The code for the data dependence analysis can be found in
tree-data-ref.c and its interface and data structures are
described in tree-data-ref.h. The function that computes the
data dependences for all the array and pointer references for a given
loop is compute_data_dependences_for_loop
. This function is
currently used by the linear loop transform and the vectorization
passes. Before calling this function, one has to allocate two vectors:
a first vector will contain the set of data references that are
contained in the analyzed loop body, and the second vector will contain
the dependence relations between the data references. Thus if the
vector of data references is of size n
, the vector containing the
dependence relations will contain n*n
elements. However if the
analyzed loop contains side effects, such as calls that potentially can
interfere with the data references in the current analyzed loop, the
analysis stops while scanning the loop body for data references, and
inserts a single chrec_dont_know
in the dependence relation
array.
The data references are discovered in a particular order during the scanning of the loop body: the loop body is analyzed in execution order, and the data references of each statement are pushed at the end of the data reference array. Two data references syntactically occur in the program in the same order as in the array of data references. This syntactic order is important in some classical data dependence tests, and mapping this order to the elements of this array avoids costly queries to the loop body representation.
Three types of data references are currently handled: ARRAY_REF,
INDIRECT_REF and COMPONENT_REF. The data structure for the data reference
is data_reference
, where data_reference_p
is a name of a
pointer to the data reference structure. The structure contains the
following elements:
base_object_info
: Provides information about the base object
of the data reference and its access functions. These access functions
represent the evolution of the data reference in the loop relative to
its base, in keeping with the classical meaning of the data reference
access function for the support of arrays. For example, for a reference
a.b[i][j]
, the base object is a.b
and the access functions,
one for each array subscript, are:
{i_init, + i_step}_1, {j_init, +, j_step}_2
.
first_location_in_loop
: Provides information about the first
location accessed by the data reference in the loop and about the access
function used to represent evolution relative to this location. This data
is used to support pointers, and is not used for arrays (for which we
have base objects). Pointer accesses are represented as a one-dimensional
access that starts from the first location accessed in the loop. For
example:
for1 i for2 j *((int *)p + i + j) = a[i][j];
The access function of the pointer access is {0, + 4B}_for2
relative to p + i
. The access functions of the array are
{i_init, + i_step}_for1
and {j_init, +, j_step}_for2
relative to a
.
Usually, the object the pointer refers to is either unknown, or we can't prove that the access is confined to the boundaries of a certain object.
Two data references can be compared only if at least one of these two representations has all its fields filled for both data references.

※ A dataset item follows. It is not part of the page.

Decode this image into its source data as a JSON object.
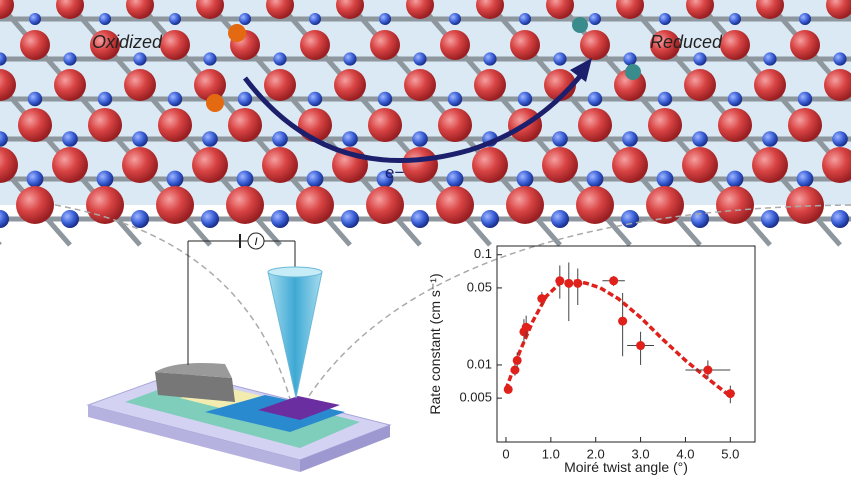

The current strategy for data dependence tests is as follows:
If both a
and b
are represented as arrays, compare
a.base_object
and b.base_object
;
if they are equal, apply dependence tests (use access functions based on
base_objects).
Else if both a
and b
are represented as pointers, compare
a.first_location
and b.first_location
;
if they are equal, apply dependence tests (use access functions based on
first location).
However, if a
and b
are represented differently, only try
to prove that the bases are definitely different.
The structure describing the relation between two data references is
data_dependence_relation
and the shorter name for a pointer to
such a structure is ddr_p
. This structure contains:
are_dependent
that is set to chrec_known
if the analysis has proved that there is no dependence between these two
data references, chrec_dont_know
if the analysis was not able to
determine any useful result and potentially there could exist a
dependence between these data references, and are_dependent
is
set to NULL_TREE
if there exist a dependence relation between the
data references, and the description of this dependence relation is
given in the subscripts
, dir_vects
, and dist_vects
arrays,
subscripts
that contains a description of each
subscript of the data references. Given two array accesses a
subscript is the tuple composed of the access functions for a given
dimension. For example, given A[f1][f2][f3]
and
B[g1][g2][g3]
, there are three subscripts: (f1, g1), (f2,
g2), (f3, g3)
.
dir_vects
and dist_vects
that contain
classical representations of the data dependences under the form of
direction and distance dependence vectors,
loop_nest
that contains the loops to
which the distance and direction vectors refer to.
Several functions for pretty printing the information extracted by the
data dependence analysis are available: dump_ddrs
prints with a
maximum verbosity the details of a data dependence relations array,
dump_dist_dir_vectors
prints only the classical distance and
direction vectors for a data dependence relations array, and
dump_data_references
prints the details of the data references
contained in a data reference array.